When there are many different metrics in a data set, it’s often useful to reduce the size of the set by grouping them together. We can do this using a group_by operation. Let’s group the result of the query by each service after filtering out the “krakend-api-gateway” service. The [service] argument indicates that each metric with the same value for the service label will be grouped together.

metric requests | rate 10m | filter service != "krakend-api-gateway" | group_by [service], sum Three lines appear in the chart, one for each service.

The second argument to a group_by operation is how to group the data in each series as they’re grouped together. The available arguments are listed in the UQL Reference.

Join

Joins are used to combine two separate pipelines according to a formula. They’re very similar to a SQL OUTER JOIN clause. To see how join works, we’ll look at this query:

Percentage of total requests by each customer

(
metric requests | delta 1m | group_by [customer], sum;
metric requests | delta 1m | group_by [], sum
)
| join left / right * 100.0

and split out the two pipelines inside the ():

metric requests | delta 1m | group_by [customer], sum Line chart visualizes the result of the first pipeline.

metric requests | delta 1m | group_by [], sum Line chart visualizes the result of the second pipeline.

and the full query: Line chart visualizes the result of the full join query. The paragraph below describes how join works.

We can see that the first pipeline produces a metric for each customer, and the second one produces a single metric – the total of all requests. When the join is run, we get a metric for each customer that’s the percentage of the total that each customer has issued; in this case, it’s about 14%.

Joins always use the keywords left and right to refer to the two pipelines that they consume. The join’s expression can be any arithmetic that produces a number.

Top and Bottom K

Top and Bottom K operations can be used to reduce the number of metrics in a data set without aggregating them. Let’s say we just wanted the top 10 request metrics, according to the sum of their values.

metric requests | delta 10m | top [], 10, sum Line chart displays the top 10 request metrics based on their sum.

The [] can contain label keys. In this case you get the top 10 metrics for each value of the service label:

metric requests | delta 10m | top [service], 10, sum Line chart shows the highest 10 metrics for each service.

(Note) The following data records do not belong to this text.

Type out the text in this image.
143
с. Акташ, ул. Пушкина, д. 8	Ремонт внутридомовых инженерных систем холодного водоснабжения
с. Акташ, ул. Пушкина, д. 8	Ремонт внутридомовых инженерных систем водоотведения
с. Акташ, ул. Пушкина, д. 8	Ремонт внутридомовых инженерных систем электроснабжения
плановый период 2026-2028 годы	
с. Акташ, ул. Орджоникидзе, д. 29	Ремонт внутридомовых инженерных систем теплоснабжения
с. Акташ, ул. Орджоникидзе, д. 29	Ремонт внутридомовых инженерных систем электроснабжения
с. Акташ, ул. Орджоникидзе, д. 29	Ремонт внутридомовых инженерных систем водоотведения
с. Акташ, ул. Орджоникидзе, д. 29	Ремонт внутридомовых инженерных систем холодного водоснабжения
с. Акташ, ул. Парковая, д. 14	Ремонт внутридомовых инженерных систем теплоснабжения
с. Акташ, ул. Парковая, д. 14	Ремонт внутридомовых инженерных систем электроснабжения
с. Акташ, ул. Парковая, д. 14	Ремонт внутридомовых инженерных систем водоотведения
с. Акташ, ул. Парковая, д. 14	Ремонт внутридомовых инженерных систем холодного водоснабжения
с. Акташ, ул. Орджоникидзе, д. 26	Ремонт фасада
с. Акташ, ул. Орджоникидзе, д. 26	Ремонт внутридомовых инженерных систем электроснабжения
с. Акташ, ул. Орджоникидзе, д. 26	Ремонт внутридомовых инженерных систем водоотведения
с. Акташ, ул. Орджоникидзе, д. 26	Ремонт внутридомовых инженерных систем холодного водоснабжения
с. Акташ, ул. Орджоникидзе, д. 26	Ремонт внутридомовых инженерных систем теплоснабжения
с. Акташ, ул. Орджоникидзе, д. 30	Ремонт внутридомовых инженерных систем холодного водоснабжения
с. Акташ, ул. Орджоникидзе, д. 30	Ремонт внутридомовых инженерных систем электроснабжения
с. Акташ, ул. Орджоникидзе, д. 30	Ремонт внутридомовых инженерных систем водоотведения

and you can do exactly the same for the bottom 10: metric requests | delta 10m | bottom [], 10, sum Line chart shows the lowest 10 metrics for each service.

Point operations

Point operations modify each point in the metric according to a formula. These can be fairly simple operations like value * 2, but they can also be used to transform one type of data into another. We can take a set of integer metrics and turn them into a boolean true/false value:

metric requests | delta 10m | group_by [customer], sum | point value > 1000

This query returns a point with the value true whenever a customers request count is greater than 1000 in the ten minutes before the point.

Time shift operations

Time shift operations allow the points in a time series from a specified period in the past to be shifted forward into the current query evaluation window.

This is useful to easily compare the current values of a time series to values at some time in the past, as it allows time series data from the past to be charted alongside data from the current time window.

For example, to determine if a current load spike is part of a weekly cycle, you can create a chart with a metric and the same metric using a 7d time shift, and visually compare the two lines.

Considerations for alert queries

When creating queries for alerts, keep the following in mind:

You must set an input window (unless using latest for aggregation).
When querying distribution metrics or latency on spans, you can select only one percentage to query on.
If your query includes multiple sub-queries, you must use a formula to join them and create one output.
Group-by isn’t supported in alerts.
To include Regex in metric queries, you must be running this release or later of the Microsatellites.
Consider adding a final time aggregation to prevent “noisy” alerts.